C’era qualcosa di strano, considerò Tony, ma non riusciva ad afferrare cosa fosse. Avrebbe voluto chiederlo, ma il dio svanì, lasciandosi dietro solo il ricordo di occhi verdi dalle profondità d’ombra. Quegli occhi avevano qualcosa di sbagliato, di terribilmente sbagliato.
Loki non tornò mai.
Tony giunse alla conclusione che dovesse essere caduto insieme al proprio regno.
Per un mese si rifiutò di apparire in pubblico; per la verità, anche di apparire fuori dal laboratorio. Dopo centotredici chiamate perse di Pepper, Tony si decise a risponderle. Lei gli chiese se fosse per Stane, lui non rispose.
Sì e no.
Sono in lutto, ammise, poiché la donna insisteva.
Per Stane?, si stupì lei.
Sì e no.
Qualche mese più tardi rischiò ancora la vita, questa volta a causa di Vanko, Hammer e dell’avvelenamento da palladio, ma Loki non lo salvò. Tony non aveva più alcuna ragione per sperare che fosse ancora vivo.
Fino a quel giorno, a quella telefonata, a quel fascicolo che l’agente Coulson gli porse – o meglio, che fu Pepper a porgergli in sua vece.
Fino all’apparizione del viso di Loki sugli schermi olografici.
Phil non lo conosceva bene e attribuì il suo impallidire alla paura, molto umana, anche considerato che Tony non era una spia addestrata all’eventualità di poter morire; Pepper, invece, forse non aveva modo di sapere come conoscesse Loki, ma non mancò di notare con quale stupefazione guardava le fotografie del dio che lo S.H.I.E.L.D. aveva scattato durante il suo attacco.
Loki, con gli occhi di uno sconosciuto azzurro mare colmi di potere e tenebre.
Loki, che aveva attaccato delle persone innocenti.
Loki, che non era mai tornato.
Pepper tentò di affrontare l’argomento, ma Tony la liquidò con una scusa lapidaria.
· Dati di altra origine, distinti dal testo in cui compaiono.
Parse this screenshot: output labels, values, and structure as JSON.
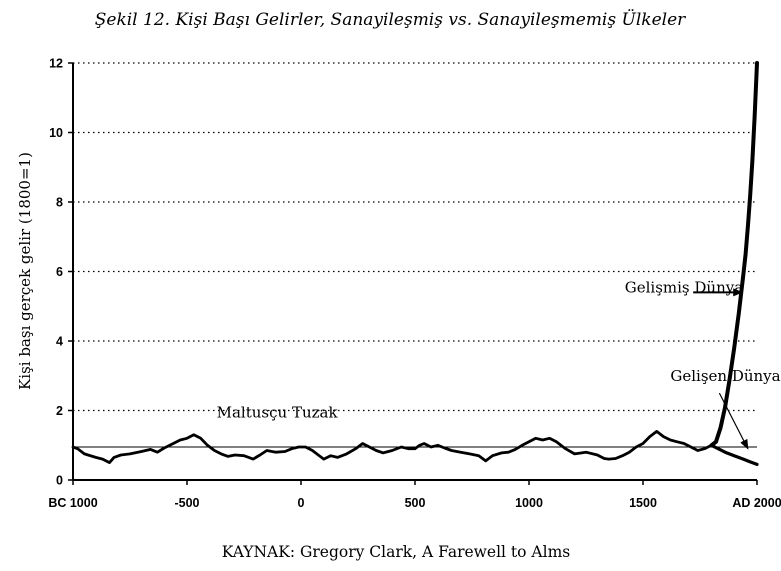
{
  "chart_data": {
    "type": "line",
    "title": "Şekil 12. Kişi Başı Gelirler, Sanayileşmiş vs. Sanayileşmemiş Ülkeler",
    "ylabel": "Kişi başı gerçek gelir (1800=1)",
    "xlabel": "",
    "source": "KAYNAK: Gregory Clark, A Farewell to Alms",
    "xlim": [
      -1000,
      2000
    ],
    "ylim": [
      0,
      12
    ],
    "x_ticks": [
      {
        "value": -1000,
        "label": "BC 1000"
      },
      {
        "value": -500,
        "label": "-500"
      },
      {
        "value": 0,
        "label": "0"
      },
      {
        "value": 500,
        "label": "500"
      },
      {
        "value": 1000,
        "label": "1000"
      },
      {
        "value": 1500,
        "label": "1500"
      },
      {
        "value": 2000,
        "label": "AD 2000"
      }
    ],
    "y_ticks": [
      0,
      2,
      4,
      6,
      8,
      10,
      12
    ],
    "grid": "horizontal-dotted",
    "reference_line": {
      "y": 0.95
    },
    "series": [
      {
        "name": "",
        "role": "malthusian",
        "points": [
          [
            -1000,
            0.95
          ],
          [
            -980,
            0.9
          ],
          [
            -950,
            0.75
          ],
          [
            -900,
            0.65
          ],
          [
            -870,
            0.6
          ],
          [
            -840,
            0.5
          ],
          [
            -820,
            0.65
          ],
          [
            -790,
            0.72
          ],
          [
            -750,
            0.75
          ],
          [
            -700,
            0.82
          ],
          [
            -660,
            0.88
          ],
          [
            -630,
            0.8
          ],
          [
            -600,
            0.92
          ],
          [
            -560,
            1.05
          ],
          [
            -530,
            1.15
          ],
          [
            -500,
            1.2
          ],
          [
            -470,
            1.3
          ],
          [
            -440,
            1.2
          ],
          [
            -410,
            1.0
          ],
          [
            -380,
            0.85
          ],
          [
            -350,
            0.75
          ],
          [
            -320,
            0.68
          ],
          [
            -290,
            0.72
          ],
          [
            -250,
            0.7
          ],
          [
            -210,
            0.6
          ],
          [
            -180,
            0.72
          ],
          [
            -150,
            0.85
          ],
          [
            -110,
            0.8
          ],
          [
            -70,
            0.82
          ],
          [
            -40,
            0.9
          ],
          [
            -10,
            0.95
          ],
          [
            20,
            0.95
          ],
          [
            50,
            0.85
          ],
          [
            80,
            0.7
          ],
          [
            100,
            0.6
          ],
          [
            130,
            0.7
          ],
          [
            160,
            0.65
          ],
          [
            200,
            0.75
          ],
          [
            240,
            0.9
          ],
          [
            270,
            1.05
          ],
          [
            300,
            0.95
          ],
          [
            330,
            0.85
          ],
          [
            360,
            0.78
          ],
          [
            400,
            0.85
          ],
          [
            440,
            0.95
          ],
          [
            470,
            0.9
          ],
          [
            500,
            0.9
          ],
          [
            520,
            1.0
          ],
          [
            540,
            1.05
          ],
          [
            570,
            0.95
          ],
          [
            600,
            1.0
          ],
          [
            630,
            0.92
          ],
          [
            660,
            0.85
          ],
          [
            700,
            0.8
          ],
          [
            740,
            0.75
          ],
          [
            780,
            0.7
          ],
          [
            810,
            0.55
          ],
          [
            840,
            0.7
          ],
          [
            880,
            0.78
          ],
          [
            910,
            0.8
          ],
          [
            940,
            0.88
          ],
          [
            970,
            1.0
          ],
          [
            1000,
            1.1
          ],
          [
            1030,
            1.2
          ],
          [
            1060,
            1.15
          ],
          [
            1090,
            1.2
          ],
          [
            1120,
            1.1
          ],
          [
            1160,
            0.9
          ],
          [
            1200,
            0.75
          ],
          [
            1250,
            0.8
          ],
          [
            1300,
            0.72
          ],
          [
            1330,
            0.62
          ],
          [
            1350,
            0.6
          ],
          [
            1380,
            0.62
          ],
          [
            1410,
            0.7
          ],
          [
            1440,
            0.8
          ],
          [
            1470,
            0.95
          ],
          [
            1500,
            1.05
          ],
          [
            1530,
            1.25
          ],
          [
            1560,
            1.4
          ],
          [
            1590,
            1.25
          ],
          [
            1620,
            1.15
          ],
          [
            1650,
            1.1
          ],
          [
            1680,
            1.05
          ],
          [
            1710,
            0.95
          ],
          [
            1740,
            0.85
          ],
          [
            1770,
            0.9
          ],
          [
            1800,
            1.0
          ]
        ]
      },
      {
        "name": "Gelişmiş Dünya",
        "role": "developed",
        "points": [
          [
            1800,
            1.0
          ],
          [
            1820,
            1.1
          ],
          [
            1840,
            1.5
          ],
          [
            1860,
            2.1
          ],
          [
            1880,
            2.9
          ],
          [
            1900,
            3.8
          ],
          [
            1920,
            4.8
          ],
          [
            1940,
            5.9
          ],
          [
            1950,
            6.5
          ],
          [
            1960,
            7.3
          ],
          [
            1970,
            8.2
          ],
          [
            1980,
            9.2
          ],
          [
            1990,
            10.5
          ],
          [
            2000,
            12.0
          ]
        ]
      },
      {
        "name": "Gelişen Dünya",
        "role": "developing",
        "points": [
          [
            1800,
            1.0
          ],
          [
            1830,
            0.9
          ],
          [
            1860,
            0.8
          ],
          [
            1900,
            0.7
          ],
          [
            1940,
            0.6
          ],
          [
            1970,
            0.52
          ],
          [
            2000,
            0.45
          ]
        ]
      }
    ],
    "annotations": [
      {
        "text": "Gelişmiş Dünya",
        "anchor": [
          1420,
          5.4
        ],
        "arrow_from": [
          1720,
          5.4
        ],
        "arrow_to": [
          1935,
          5.4
        ]
      },
      {
        "text": "Gelişen Dünya",
        "anchor": [
          1620,
          2.85
        ],
        "arrow_from": [
          1835,
          2.5
        ],
        "arrow_to": [
          1960,
          0.9
        ]
      },
      {
        "text": "Maltusçu Tuzak",
        "anchor": [
          -370,
          1.8
        ]
      }
    ]
  }
}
Alla fine lei si arrese, annunciò che sarebbe partita per New York quella sera stessa e lo baciò su una guancia.
Rimasto solo, Tony guardò più volte il video che mostrava come il dio fosse comparso, avesse ucciso alcuni agenti, piegato al proprio volere altri con la magia e fosse scappato con quel congegno sconosciuto, il Tesseract. Come non si fosse affatto curato di informarlo del fatto che era sopravvissuto, dopo che per un anno Tony l’aveva creduto morto.
Allungò una mano e si rigirò tra le dita la copia olografica del Tesseract. Strinse, la guardò dissolversi.
Ho pagato il mio debito con te prima di quanto credessi.
Non erano più legati da nulla, era questo che Loki voleva fargli capire? Che non c’era più alcun regno per cui lottare, alcun legame per cui tornare ogni sera sulla spiaggia di Malibu?
Sì e no.
Mi stai chiedendo di aspettare. Come una principessa delle favole.
Le cose erano cambiate.
 
 
«BFF?» Leah gli lanciò un’occhiata dubbiosa, incerta se fosse un insulto o un complimento. «Che cosa significa?»
«Cercalo su Internet» ridacchiò Loki, divertito e in parte compiaciuto di essere un passo avanti a lei, per una volta.
La ragazza incrociò le braccia sotto il seno ancora acerbo e arricciò la bocca in un broncio indispettito. «E chi sarebbe stato a istruirti su tale concetto? Per quel che ne so, potresti averlo inventato».
A quella domanda il ragazzino si accigliò. Non aveva alcun ricordo di chi fosse stato a insegnargli quel termine, che conosceva da prima di scoprire monumenti alla sapienza quali tumblr o Twitter, ma una sensazione di turbamento gli suggeriva che avrebbe dovuto serbarne memoria.
«Non saprei» ammise dopo un momento di riflessione. Si sentiva anche un po’ triste, chissà perché. «Qualcuno d’importante, credo».